Saat peristiwa itu terjadi Mbah Kucing yang bernama asli Jirnodhara terlibat langsung. Ia adalah salah satu pemuda Bedander yang direkrut sebagai prajurit Majapahit, yang di masa mudanya adalah pembantu pribadi Ki Wonokerto.
Atas sarannya, akhirnya untuk mengenang peristiwa pelarian prabu di Bedander, maka dibangunlah sebuah pesanggrahan berupa Pager Banon. Pesanggrahan itu kelak dikenal dengan nama "Pesanggrahan Buyut Bedander". Sebuah sumur juga dibangun di atas sumber mata air yang sangat jernih yang dikenal dengan Sumur Gemuling.
Tatkala Jirnodhara akhirnya memutuskan mundur dari segala hiruk-pikuk dunia, ia berniat pulang kampung dan mengabdikan diri kepada gurunya. Setelah gurunya meninggal dunia, baru ia memutuskan mengembara ke seluruh pelosok Nusantara. Ia belum akan mati sebelum tugasnya mewariskan semua ilmu dan menemukan sosok pewaris kitab pusaka selesai.

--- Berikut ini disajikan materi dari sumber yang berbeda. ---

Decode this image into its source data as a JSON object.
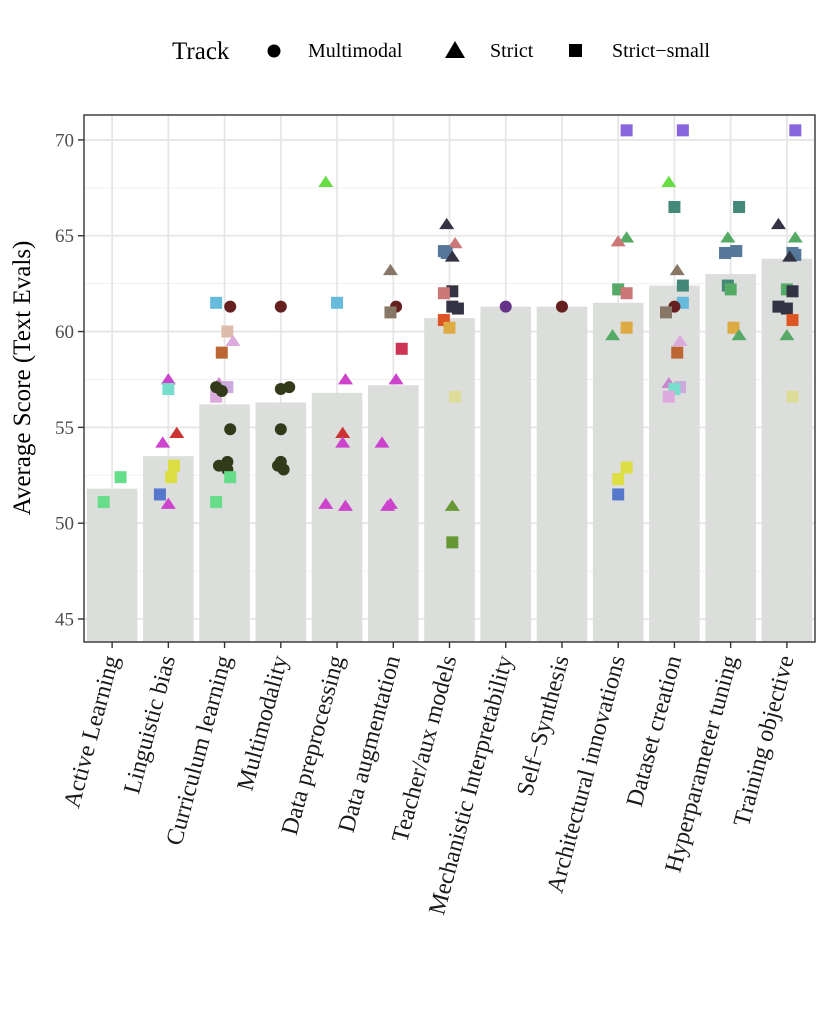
{
  "chart_data": {
    "type": "bar",
    "xlabel": "",
    "ylabel": "Average Score (Text Evals)",
    "ylim": [
      43.8,
      71.3
    ],
    "yticks": [
      45,
      50,
      55,
      60,
      65,
      70
    ],
    "grid": true,
    "legend": {
      "title": "Track",
      "placement": "top",
      "entries": [
        {
          "label": "Multimodal",
          "shape": "circle"
        },
        {
          "label": "Strict",
          "shape": "triangle"
        },
        {
          "label": "Strict−small",
          "shape": "square"
        }
      ]
    },
    "categories": [
      "Active Learning",
      "Linguistic bias",
      "Curriculum learning",
      "Multimodality",
      "Data preprocessing",
      "Data augmentation",
      "Teacher/aux models",
      "Mechanistic Interpretability",
      "Self−Synthesis",
      "Architectural innovations",
      "Dataset creation",
      "Hyperparameter tuning",
      "Training objective"
    ],
    "values": [
      51.8,
      53.5,
      56.2,
      56.3,
      56.8,
      57.2,
      60.7,
      61.3,
      61.3,
      61.5,
      62.4,
      63.0,
      63.8
    ],
    "points": [
      [
        [
          -0.15,
          51.1,
          "s",
          "#66dd88"
        ],
        [
          0.15,
          52.4,
          "s",
          "#66dd88"
        ]
      ],
      [
        [
          -0.15,
          51.5,
          "s",
          "#5577cc"
        ],
        [
          0.0,
          51.0,
          "t",
          "#cc44cc"
        ],
        [
          -0.1,
          54.2,
          "t",
          "#cc44cc"
        ],
        [
          0.0,
          57.5,
          "t",
          "#cc44cc"
        ],
        [
          0.0,
          57.0,
          "s",
          "#77ddcc"
        ],
        [
          0.15,
          54.7,
          "t",
          "#cc3333"
        ],
        [
          0.1,
          53.0,
          "s",
          "#dddd44"
        ],
        [
          0.05,
          52.4,
          "s",
          "#dddd44"
        ]
      ],
      [
        [
          -0.15,
          61.5,
          "s",
          "#66bbdd"
        ],
        [
          0.1,
          61.3,
          "c",
          "#661f1f"
        ],
        [
          0.05,
          60.0,
          "s",
          "#ddbbaa"
        ],
        [
          0.15,
          59.5,
          "t",
          "#ddaadd"
        ],
        [
          -0.05,
          58.9,
          "s",
          "#bb6633"
        ],
        [
          -0.1,
          57.3,
          "t",
          "#cc88cc"
        ],
        [
          -0.15,
          56.6,
          "s",
          "#ddaadd"
        ],
        [
          0.05,
          57.1,
          "s",
          "#ccaadd"
        ],
        [
          -0.15,
          57.1,
          "c",
          "#333a1a"
        ],
        [
          -0.05,
          56.9,
          "c",
          "#333a1a"
        ],
        [
          0.1,
          54.9,
          "c",
          "#333a1a"
        ],
        [
          -0.1,
          53.0,
          "c",
          "#333a1a"
        ],
        [
          0.05,
          53.2,
          "c",
          "#333a1a"
        ],
        [
          0.05,
          52.8,
          "c",
          "#333a1a"
        ],
        [
          0.1,
          52.4,
          "s",
          "#66dd88"
        ],
        [
          -0.15,
          51.1,
          "s",
          "#66dd88"
        ]
      ],
      [
        [
          0.0,
          61.3,
          "c",
          "#661f1f"
        ],
        [
          0.0,
          57.0,
          "c",
          "#333a1a"
        ],
        [
          0.15,
          57.1,
          "c",
          "#333a1a"
        ],
        [
          0.0,
          54.9,
          "c",
          "#333a1a"
        ],
        [
          0.0,
          53.2,
          "c",
          "#333a1a"
        ],
        [
          -0.05,
          53.0,
          "c",
          "#333a1a"
        ],
        [
          0.05,
          52.8,
          "c",
          "#333a1a"
        ]
      ],
      [
        [
          -0.2,
          67.8,
          "t",
          "#66dd44"
        ],
        [
          0.0,
          61.5,
          "s",
          "#66bbdd"
        ],
        [
          0.15,
          57.5,
          "t",
          "#cc44cc"
        ],
        [
          0.1,
          54.7,
          "t",
          "#cc3333"
        ],
        [
          0.1,
          54.2,
          "t",
          "#cc44cc"
        ],
        [
          -0.2,
          51.0,
          "t",
          "#cc44cc"
        ],
        [
          0.15,
          50.9,
          "t",
          "#cc44cc"
        ]
      ],
      [
        [
          -0.05,
          63.2,
          "t",
          "#887766"
        ],
        [
          0.05,
          61.3,
          "c",
          "#661f1f"
        ],
        [
          -0.05,
          61.0,
          "s",
          "#887766"
        ],
        [
          0.15,
          59.1,
          "s",
          "#cc3355"
        ],
        [
          0.05,
          57.5,
          "t",
          "#cc44cc"
        ],
        [
          -0.2,
          54.2,
          "t",
          "#cc44cc"
        ],
        [
          -0.05,
          51.0,
          "t",
          "#cc44cc"
        ],
        [
          -0.1,
          50.9,
          "t",
          "#cc44cc"
        ]
      ],
      [
        [
          -0.05,
          65.6,
          "t",
          "#333344"
        ],
        [
          0.1,
          64.6,
          "t",
          "#cc7777"
        ],
        [
          -0.1,
          64.2,
          "s",
          "#557799"
        ],
        [
          -0.05,
          64.1,
          "s",
          "#557799"
        ],
        [
          0.05,
          63.9,
          "t",
          "#333344"
        ],
        [
          0.05,
          62.1,
          "s",
          "#333344"
        ],
        [
          -0.1,
          62.0,
          "s",
          "#cc7777"
        ],
        [
          0.05,
          61.3,
          "s",
          "#333344"
        ],
        [
          0.15,
          61.2,
          "s",
          "#333344"
        ],
        [
          -0.1,
          60.6,
          "s",
          "#dd5522"
        ],
        [
          0.0,
          60.2,
          "s",
          "#ddaa44"
        ],
        [
          0.1,
          56.6,
          "s",
          "#dddd99"
        ],
        [
          0.05,
          50.9,
          "t",
          "#669933"
        ],
        [
          0.05,
          49.0,
          "s",
          "#669933"
        ]
      ],
      [
        [
          0.0,
          61.3,
          "c",
          "#663388"
        ]
      ],
      [
        [
          0.0,
          61.3,
          "c",
          "#661f1f"
        ]
      ],
      [
        [
          0.15,
          70.5,
          "s",
          "#8866dd"
        ],
        [
          0.15,
          64.9,
          "t",
          "#55aa66"
        ],
        [
          0.0,
          64.7,
          "t",
          "#cc7777"
        ],
        [
          0.0,
          62.2,
          "s",
          "#55aa66"
        ],
        [
          0.15,
          62.0,
          "s",
          "#cc7777"
        ],
        [
          0.15,
          60.2,
          "s",
          "#ddaa44"
        ],
        [
          -0.1,
          59.8,
          "t",
          "#55aa66"
        ],
        [
          0.15,
          52.9,
          "s",
          "#dddd44"
        ],
        [
          0.0,
          52.3,
          "s",
          "#dddd44"
        ],
        [
          0.0,
          51.5,
          "s",
          "#5577cc"
        ]
      ],
      [
        [
          0.15,
          70.5,
          "s",
          "#8866dd"
        ],
        [
          -0.1,
          67.8,
          "t",
          "#66dd44"
        ],
        [
          0.0,
          66.5,
          "s",
          "#448877"
        ],
        [
          0.05,
          63.2,
          "t",
          "#887766"
        ],
        [
          0.15,
          62.4,
          "s",
          "#448877"
        ],
        [
          0.15,
          61.5,
          "s",
          "#66bbdd"
        ],
        [
          0.0,
          61.3,
          "c",
          "#661f1f"
        ],
        [
          -0.15,
          61.0,
          "s",
          "#887766"
        ],
        [
          0.1,
          59.5,
          "t",
          "#ddaadd"
        ],
        [
          0.05,
          58.9,
          "s",
          "#bb6633"
        ],
        [
          -0.1,
          57.3,
          "t",
          "#cc88cc"
        ],
        [
          0.1,
          57.1,
          "s",
          "#ccaadd"
        ],
        [
          0.0,
          57.0,
          "s",
          "#77ddcc"
        ],
        [
          -0.1,
          56.6,
          "s",
          "#ddaadd"
        ]
      ],
      [
        [
          0.15,
          66.5,
          "s",
          "#448877"
        ],
        [
          -0.05,
          64.9,
          "t",
          "#55aa66"
        ],
        [
          -0.1,
          64.1,
          "s",
          "#557799"
        ],
        [
          0.1,
          64.2,
          "s",
          "#557799"
        ],
        [
          -0.05,
          62.4,
          "s",
          "#448877"
        ],
        [
          0.0,
          62.2,
          "s",
          "#55aa66"
        ],
        [
          0.05,
          60.2,
          "s",
          "#ddaa44"
        ],
        [
          0.15,
          59.8,
          "t",
          "#55aa66"
        ]
      ],
      [
        [
          0.15,
          70.5,
          "s",
          "#8866dd"
        ],
        [
          -0.15,
          65.6,
          "t",
          "#333344"
        ],
        [
          0.15,
          64.9,
          "t",
          "#55aa66"
        ],
        [
          0.1,
          64.1,
          "s",
          "#557799"
        ],
        [
          0.15,
          64.0,
          "s",
          "#557799"
        ],
        [
          0.05,
          63.9,
          "t",
          "#333344"
        ],
        [
          0.0,
          62.2,
          "s",
          "#55aa66"
        ],
        [
          0.1,
          62.1,
          "s",
          "#333344"
        ],
        [
          -0.15,
          61.3,
          "s",
          "#333344"
        ],
        [
          0.0,
          61.2,
          "s",
          "#333344"
        ],
        [
          0.1,
          60.6,
          "s",
          "#dd5522"
        ],
        [
          0.0,
          59.8,
          "t",
          "#55aa66"
        ],
        [
          0.1,
          56.6,
          "s",
          "#dddd99"
        ]
      ]
    ]
  }
}
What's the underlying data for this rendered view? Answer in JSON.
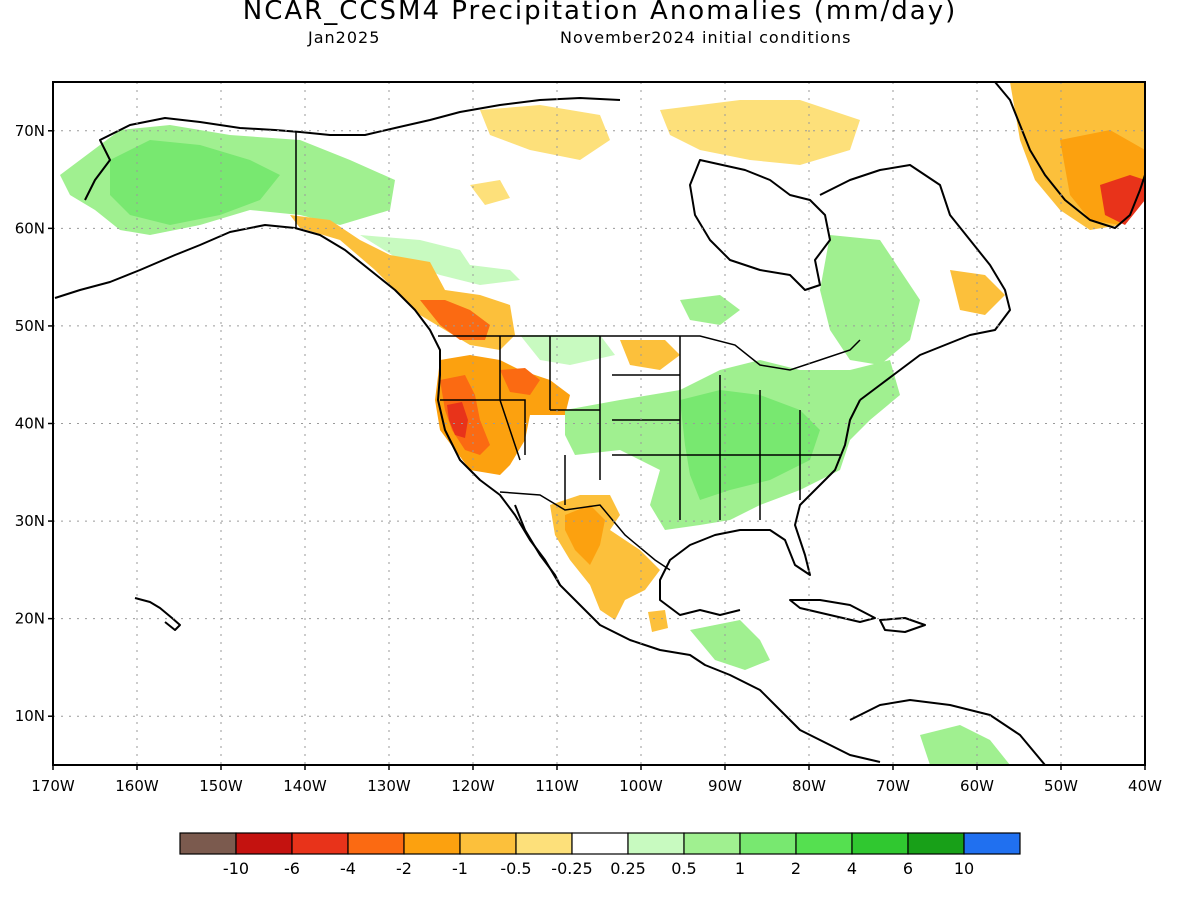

Kitab pusaka yang menjadi incaran para pendekar besar di seluruh Nusantara.
"Sebelumnya aku pernah mewariskan kitab ini kepada Japa!" kata kakek sakti itu dengan serius, "Akan tetapi ia mengembalikan kepadaku, karena ia lebih tertarik untuk mendalami agama. Aku pikir sekarang kamulah yang bisa menjaga dan merawat ini!"
"Insyaallah saya akan menjaga dan merawat amanat keramat Mbah Kucing dengan sebaik-baiknya!" janji Tulus sepenuh hati.